With the game tied after two periods, the Rangers pulled ahead just 17 seconds into the third. Dmitry Orlov attempted to rim the puck up to T.J. Oshie, but his pass got intercepted by Ryan McDonagh, who relayed the puck to Derek Stepan. Stepan shot it from the high slot, and it deflected off Brooks Orpik.
The shot changed direction and skipped past goaltender Braden Holtby. The defense pairing of Orpik and Orlov were on the ice for both of New York's even-strength goals, but Trotz said he thought they were “fine” and that he anticipated them staying together.
That game-winning goal came suddenly after Washington had an impressive second period, rallying from being down two goals to entering the second break tied.
“It was so quick,” Holtby said. “Obviously, it doesn't look like a very good goal, so it's not one that we can let happen again.”
The Capitals have been frustrated with their string of poor starts. They've allowed the first goal in nine of their past 11 games, and it's not a habit the team wants to persist entering the playoffs. On Wednesday night, several players said there wasn't enough emotion during the game.
“I don't think we're getting too frustrated with it,” Holtby said of the slow starts. “We're a little confused as to why it's going on. It's one of those things where we've got to fight through it somehow.”
The Capitals again fell into an early deficit against the Rangers. Playing their third game in four nights, Washington allowed the first goal of the game less than six minutes in. After all three forwards went to the bench for a line change, Holtby played the puck with no options around him, and that led to a giveaway.

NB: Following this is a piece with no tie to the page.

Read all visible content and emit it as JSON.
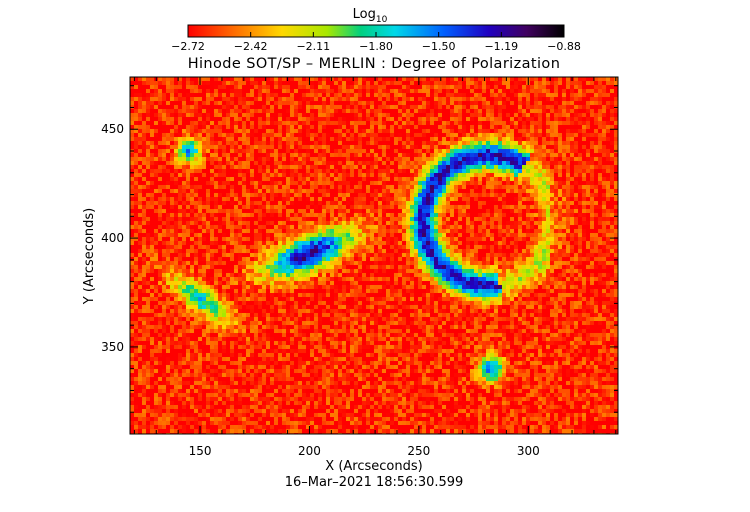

Orpik tried to get his stick on it to clear it out of the Capitals' zone, but he pushed it toward Jesper Fast, who punched it past Holtby. New York extended the first-period lead with Keith Yandle's snap shot from the blue line on a power play, putting Washington down 2-0 after the first period, the same deficit it had rallied from in a 3-2 win against the Pittsburgh Penguins on Tuesday.
“We're not doing it on purpose, that's for sure,” Nicklas Backstrom said. “We want to come out hard. We want to have a good start. It's hard to catch up every game.”
There was a similar comeback Friday. Nearly 11 minutes into the period, Rangers goaltender Antti Raanta saved a shot by Mike Richards, and defenseman Kevin Klein appeared to sweep the crease clean. But with the fourth line crashing the net, Jay Beagle got a second poke on the puck, and after a lengthy review, it was ruled that the puck completely crossed the goal line after Beagle's second effort.
New York initiated a second review for goaltender interference, but the goal was still good. The Capitals entered the game undefeated in regulation when Beagle has scored in his career (22-0-5).
He scored on that play to tie the game, but on his first shift in the third period, a puck that was supposed to rim around the boards to him didn't get there, instead finding its way past Holtby. This time, the Capitals couldn't recover.